When asked what his favourite Porsche model is, the answer is unambiguous. “GT2 RS,” he deadpans. “Because it’s the challenge. As Walter Roehrl says, a car is getting interesting if it can’t do everything flat out; if you have to lift. A GT3 RS with our package, at the ‘Ring can go flat out from Bergwerk to Mutkurve. All flat. With the GT2 RS, when the power is full and there is water in the water tank, you have to lift because it is so fast, flat doesn’t work. And that’s the challenge: that judgment on your part. If you start at the tourist entry, down in the bottom of Tiergarten-Senke, you’re already doing over 250km/h. It’s more challenging!”

“The GT3 RS is the most popular [for Manthey upgrades] though. We’re selling parts for brakes, for suspension, wheels and tyres. You can pick and choose suspension, brakes, wheels and tyres and aerodynamics - partly. Also some safety stuff. If somebody bought a GT3 without the roll cage or roll bar we offer a roll bar for the car.”

Manthey Racing

“With the GT2 RS you can’t buy the aero package separately because it creates so much downforce that the original suspension can’t handle it. It’s mandatory to have the suspension upgrade. The whole MR package also keeps the warranty of the base car, so it’s not possible to use single items, so you need to go full in. The GT2 RS MR package is €79,911 for the whole package or we have an alternative package for €64,911 without the wheels.”
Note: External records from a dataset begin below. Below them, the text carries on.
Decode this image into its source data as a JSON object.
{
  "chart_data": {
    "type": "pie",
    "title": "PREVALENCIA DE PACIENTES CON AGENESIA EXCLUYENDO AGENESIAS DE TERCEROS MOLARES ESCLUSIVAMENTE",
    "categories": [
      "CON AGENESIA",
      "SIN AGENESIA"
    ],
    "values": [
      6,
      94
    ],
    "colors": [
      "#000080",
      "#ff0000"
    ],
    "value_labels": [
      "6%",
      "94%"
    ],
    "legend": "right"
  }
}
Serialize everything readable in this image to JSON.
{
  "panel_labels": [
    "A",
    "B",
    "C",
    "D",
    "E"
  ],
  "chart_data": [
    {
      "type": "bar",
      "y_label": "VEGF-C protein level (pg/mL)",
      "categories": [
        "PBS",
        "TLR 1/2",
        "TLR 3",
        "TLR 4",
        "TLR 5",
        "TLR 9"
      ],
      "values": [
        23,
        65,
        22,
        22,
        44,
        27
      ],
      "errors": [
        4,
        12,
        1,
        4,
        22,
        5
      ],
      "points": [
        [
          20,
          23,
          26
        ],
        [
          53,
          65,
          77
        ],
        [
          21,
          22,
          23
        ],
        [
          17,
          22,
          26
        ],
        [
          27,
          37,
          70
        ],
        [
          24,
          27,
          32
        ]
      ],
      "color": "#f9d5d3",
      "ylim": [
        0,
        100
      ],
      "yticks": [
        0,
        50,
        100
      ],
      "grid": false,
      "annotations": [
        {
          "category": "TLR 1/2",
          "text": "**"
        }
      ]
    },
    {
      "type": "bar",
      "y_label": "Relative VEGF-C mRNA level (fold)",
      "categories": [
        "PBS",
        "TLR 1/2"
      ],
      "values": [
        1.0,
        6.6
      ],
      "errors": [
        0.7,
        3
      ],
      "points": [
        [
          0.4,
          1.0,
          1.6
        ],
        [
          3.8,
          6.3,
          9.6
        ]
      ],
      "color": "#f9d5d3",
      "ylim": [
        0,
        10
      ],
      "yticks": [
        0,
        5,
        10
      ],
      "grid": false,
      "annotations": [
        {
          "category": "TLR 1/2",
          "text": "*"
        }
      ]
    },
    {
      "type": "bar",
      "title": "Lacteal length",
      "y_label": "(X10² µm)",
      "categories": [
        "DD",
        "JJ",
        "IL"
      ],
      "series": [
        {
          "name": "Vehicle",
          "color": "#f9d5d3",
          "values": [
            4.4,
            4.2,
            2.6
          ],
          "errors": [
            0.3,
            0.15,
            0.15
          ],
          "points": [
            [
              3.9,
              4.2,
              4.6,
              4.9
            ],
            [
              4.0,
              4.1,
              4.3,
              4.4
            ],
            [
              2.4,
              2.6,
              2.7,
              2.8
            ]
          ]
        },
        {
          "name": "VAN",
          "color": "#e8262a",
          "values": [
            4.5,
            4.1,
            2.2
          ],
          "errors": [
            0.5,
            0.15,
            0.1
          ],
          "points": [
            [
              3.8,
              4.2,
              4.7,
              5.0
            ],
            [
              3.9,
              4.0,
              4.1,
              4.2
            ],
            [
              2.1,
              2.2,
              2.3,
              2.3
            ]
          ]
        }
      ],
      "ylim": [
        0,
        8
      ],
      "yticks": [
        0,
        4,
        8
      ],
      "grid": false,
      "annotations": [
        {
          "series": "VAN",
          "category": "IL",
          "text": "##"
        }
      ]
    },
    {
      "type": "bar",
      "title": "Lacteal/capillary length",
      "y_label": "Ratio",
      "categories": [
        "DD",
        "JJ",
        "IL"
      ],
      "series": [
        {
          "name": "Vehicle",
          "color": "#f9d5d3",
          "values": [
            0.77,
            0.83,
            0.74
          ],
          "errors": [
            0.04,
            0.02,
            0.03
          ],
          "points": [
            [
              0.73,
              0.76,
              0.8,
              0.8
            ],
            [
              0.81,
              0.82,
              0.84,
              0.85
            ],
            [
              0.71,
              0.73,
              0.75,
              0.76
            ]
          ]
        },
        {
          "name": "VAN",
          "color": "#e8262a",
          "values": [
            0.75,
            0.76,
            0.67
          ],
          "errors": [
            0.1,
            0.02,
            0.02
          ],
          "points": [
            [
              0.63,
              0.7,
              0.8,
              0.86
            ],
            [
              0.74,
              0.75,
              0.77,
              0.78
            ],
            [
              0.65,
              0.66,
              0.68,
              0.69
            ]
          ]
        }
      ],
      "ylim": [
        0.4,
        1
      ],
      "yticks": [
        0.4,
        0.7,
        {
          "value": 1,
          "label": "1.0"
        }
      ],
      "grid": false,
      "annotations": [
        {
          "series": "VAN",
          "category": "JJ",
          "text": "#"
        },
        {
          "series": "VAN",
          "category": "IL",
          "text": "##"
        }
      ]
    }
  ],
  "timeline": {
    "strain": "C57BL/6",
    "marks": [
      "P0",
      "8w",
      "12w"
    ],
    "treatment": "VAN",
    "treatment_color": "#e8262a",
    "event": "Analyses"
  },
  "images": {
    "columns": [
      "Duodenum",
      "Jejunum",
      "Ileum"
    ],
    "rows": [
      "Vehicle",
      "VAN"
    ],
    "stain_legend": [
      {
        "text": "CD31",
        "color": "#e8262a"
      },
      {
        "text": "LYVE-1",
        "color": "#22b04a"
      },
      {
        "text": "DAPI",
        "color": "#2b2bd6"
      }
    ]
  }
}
“We had some enquiries from customers saying that they had the Weissach package car so they didn’t need to go for another set of wheels. Most of the customers go for it because they need a second set of wheels for the track and secondly, the aero discs that deliver the extra downforce don’t fit on the Weissach pack wheel. They only fit on our wheels which are a little bit lighter and a little bit different in design. They’re the same manufacturer – 98 percent the same.”

“We tested the aero discs in the wind tunnel and they create real downforce. When using these, you can even back the angle of the rear wing off by two degrees as a result. What we figured out in the windtunnel is you normally have interruption of the airflow down the side of the car [caused by the wheels]. With the discs it prevents vortices at the area of the wheel, reduces pressure inside the wheel arch and guides the air more easily to the rear of the car.”

“With the GT2 RS MR, when we set that time on the Nordschleife, we needed to use the same tyres, the same driver and the same power as the standard GT2 RS, otherwise the time difference could have been due to some other thing,” he reasons. “Doing it this way, we could confirm it was about our work on suspension, aero and brakes.”

Manthey Racing today is 51 percent owned by Porsche but came about by merging Manthey and Raeder Motorsport. The latter undertook a lot of work for other manufacturers, notably Audi, and even today other car makers come to Manthey for performance development. “The Raeder brand in our company is still alive, so we’re doing parts for BMW customers, Renault customers, Volkswagen, Audi, Skoda, SEAT. We also had an enquiry to do suspension in a Tesla, so we installed it and did the setup on Model 3.”

“For the moment, the [EV] performance sector is not that big. When you’re running a Tesla around the Nurburgring it will wilt at Breidscheid. The performance of it for a whole lap is not there. Their modified Model S was really fast, by the way, and that Plaid triple motor setup will be sold to customers eventually. They actually came to us for a seat. It had a standard seat in it at first and the driver was falling all over the place!”